Saturday, November 22, 2008

Disgusting plastic society.

I hate the smell of everything in Bath and Body Works. Call me what you what but everything is disgusting. Truly... disgusting. Half the stuff smells like straight chemicals or what my grandmother's house smells like after it's been cleaned. Malls in general are just places where too many bad things mix. Too much noise, too big, too many people.... Just too much going on. You spend your time whirring your head around trying to take everything in. And you miss out on why you went in the first place, because the sale in Old Navy has caught your attention.
You go in and spend twice as much as you had planned. Then you pop into a bunch of overly glamorous, over the top places that shout for attention.
Hunger pains and your grumbling stomach then decide to kick in. You head to the food court. Bad plan. It's like standing in a cosmetic aisle trying to decide the best product. Fifteen restaurants come into view. The usual stuff. Sushi, pizza, two Italian restaurants and an Indian place. Of course there is a person with free samples wandering down the crowded walkway, trying to make it that they are the best possible decision. All the smells, delicious on their on, melt into a gagging aroma.
You walk past an ice cream stand on the way to get pasta salad from a group on non-English speaking workers. Then you change your mind. You want pizza, do you? You are still unsure about it. This is crazy! Spending 10 minutes to decide over what will take you 5 minutes to eat.
Pizza it is. With extra cheese and mushrooms. Ahh.. the sweet taste of caloric intake. But now it is time for dessert. Oh no! More deciding time! You were already supposed to have gone in, gotten done what was needed and left... an hour ago. Well, I guess it's ok.
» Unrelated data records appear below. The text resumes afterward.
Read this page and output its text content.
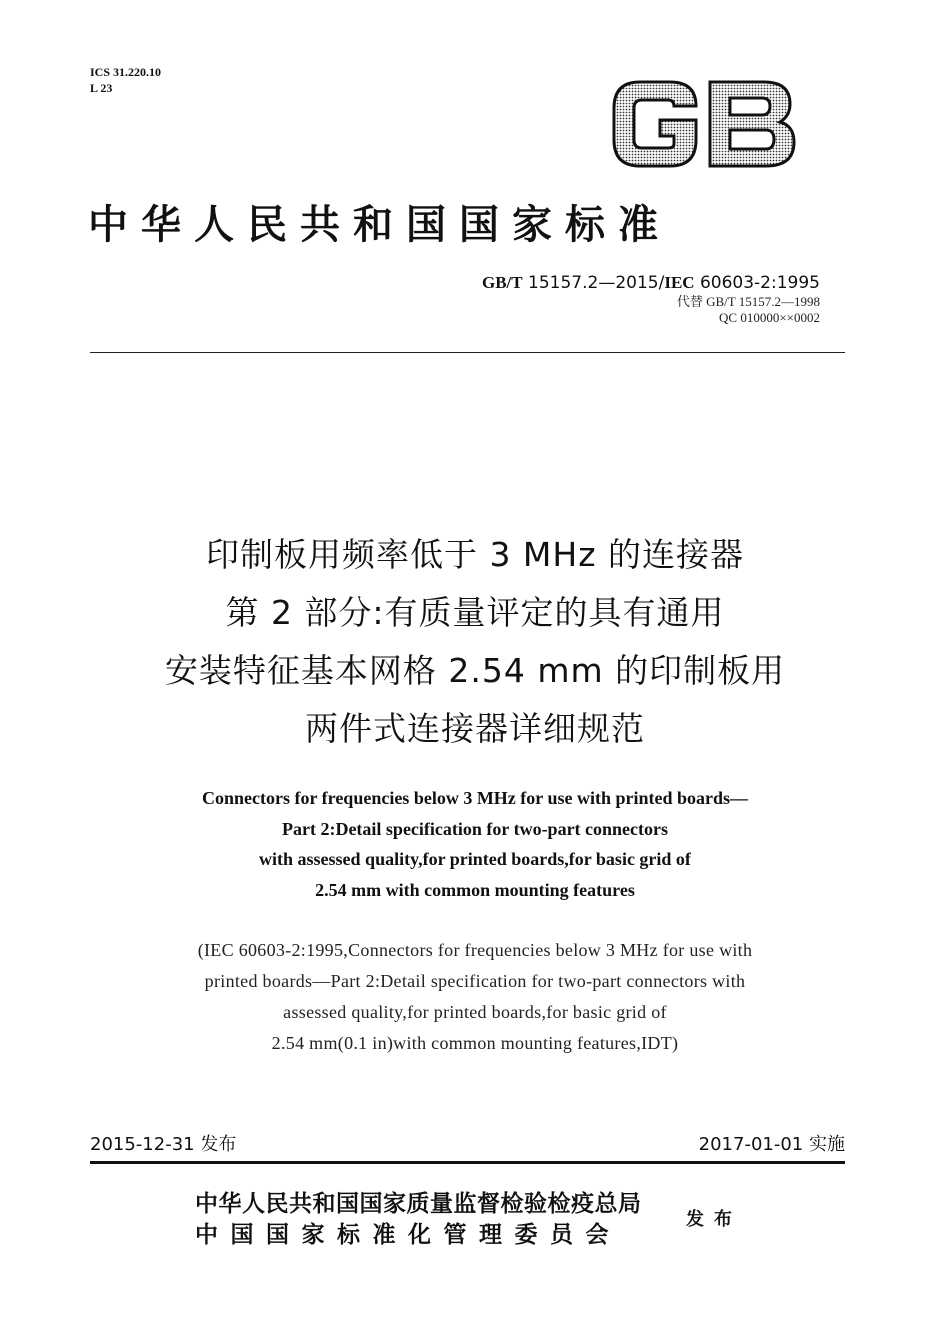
ICS 31.220.10
L 23
中华人民共和国国家标准
GB/T 15157.2—2015/IEC 60603-2:1995
代替 GB/T 15157.2—1998
QC 010000××0002
印制板用频率低于 3 MHz 的连接器
第 2 部分:有质量评定的具有通用
安装特征基本网格 2.54 mm 的印制板用
两件式连接器详细规范
Connectors for frequencies below 3 MHz for use with printed boards—
Part 2:Detail specification for two-part connectors
with assessed quality,for printed boards,for basic grid of
2.54 mm with common mounting features
(IEC 60603-2:1995,Connectors for frequencies below 3 MHz for use with
printed boards—Part 2:Detail specification for two-part connectors with
assessed quality,for printed boards,for basic grid of
2.54 mm(0.1 in)with common mounting features,IDT)
2015-12-31 发布	2017-01-01 实施
中华人民共和国国家质量监督检验检疫总局
中国国家标准化管理委员会
发布
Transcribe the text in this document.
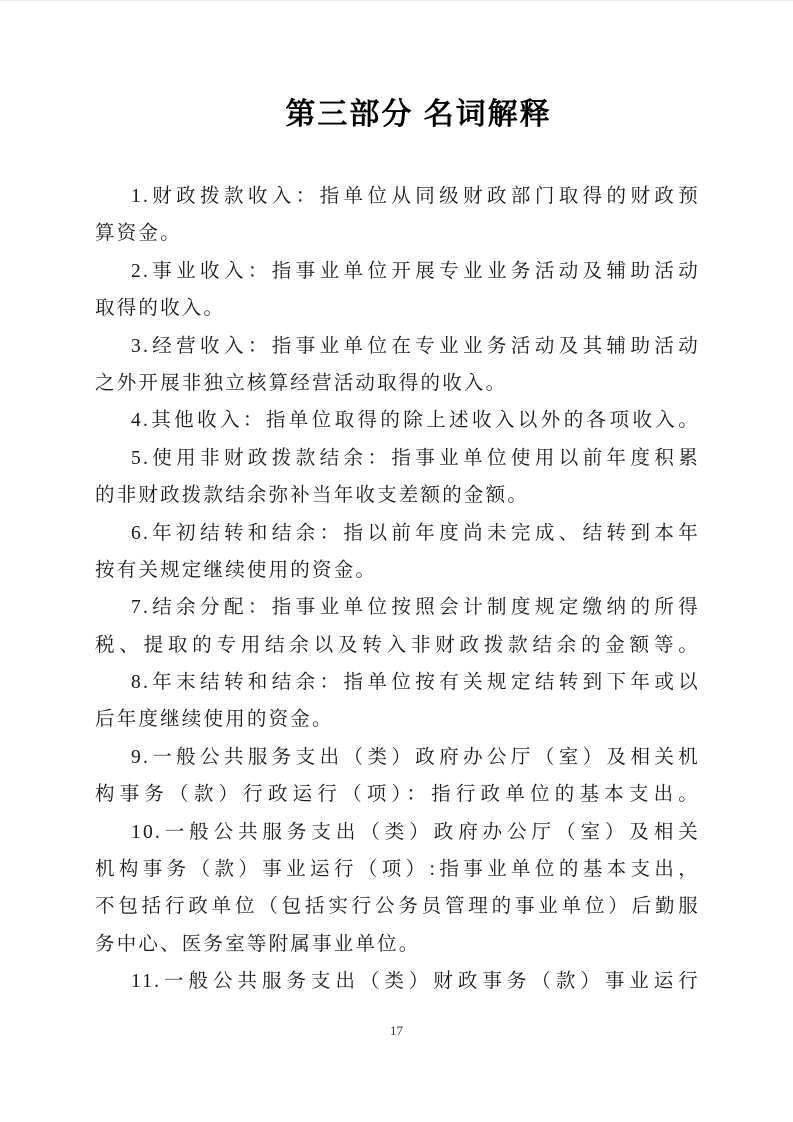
第三部分 名词解释

1.财政拨款收入：指单位从同级财政部门取得的财政预
算资金。

2.事业收入：指事业单位开展专业业务活动及辅助活动
取得的收入。

3.经营收入：指事业单位在专业业务活动及其辅助活动
之外开展非独立核算经营活动取得的收入。

4.其他收入：指单位取得的除上述收入以外的各项收入。

5.使用非财政拨款结余：指事业单位使用以前年度积累
的非财政拨款结余弥补当年收支差额的金额。

6.年初结转和结余：指以前年度尚未完成、结转到本年
按有关规定继续使用的资金。

7.结余分配：指事业单位按照会计制度规定缴纳的所得
税、提取的专用结余以及转入非财政拨款结余的金额等。

8.年末结转和结余：指单位按有关规定结转到下年或以
后年度继续使用的资金。

9.一般公共服务支出（类）政府办公厅（室）及相关机
构事务（款）行政运行（项）：指行政单位的基本支出。

10.一般公共服务支出（类）政府办公厅（室）及相关
机构事务（款）事业运行（项）:指事业单位的基本支出，
不包括行政单位（包括实行公务员管理的事业单位）后勤服
务中心、医务室等附属事业单位。

11.一般公共服务支出（类）财政事务（款）事业运行

17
You don't really have plans for the afternoon and your friend did change her plans to tag along at the last possible second.
Nothing like the taste of a day-old, cold cookie to break up your thoughts, as you wonder why you would buy such a thing in the first place.
Well, you think, I'd best get what I need. How I hate Christmas shopping. They push the season too much, its no longer religious, it's commercial.
A new razor you know your husband won't open, Ipod's for the kids, a mortgage loan for your house due to what you end up spending...
Ah! They long day is finally over, what did it take, 3 hours?
Getting into your mini van you scold yourself for being to frivolous.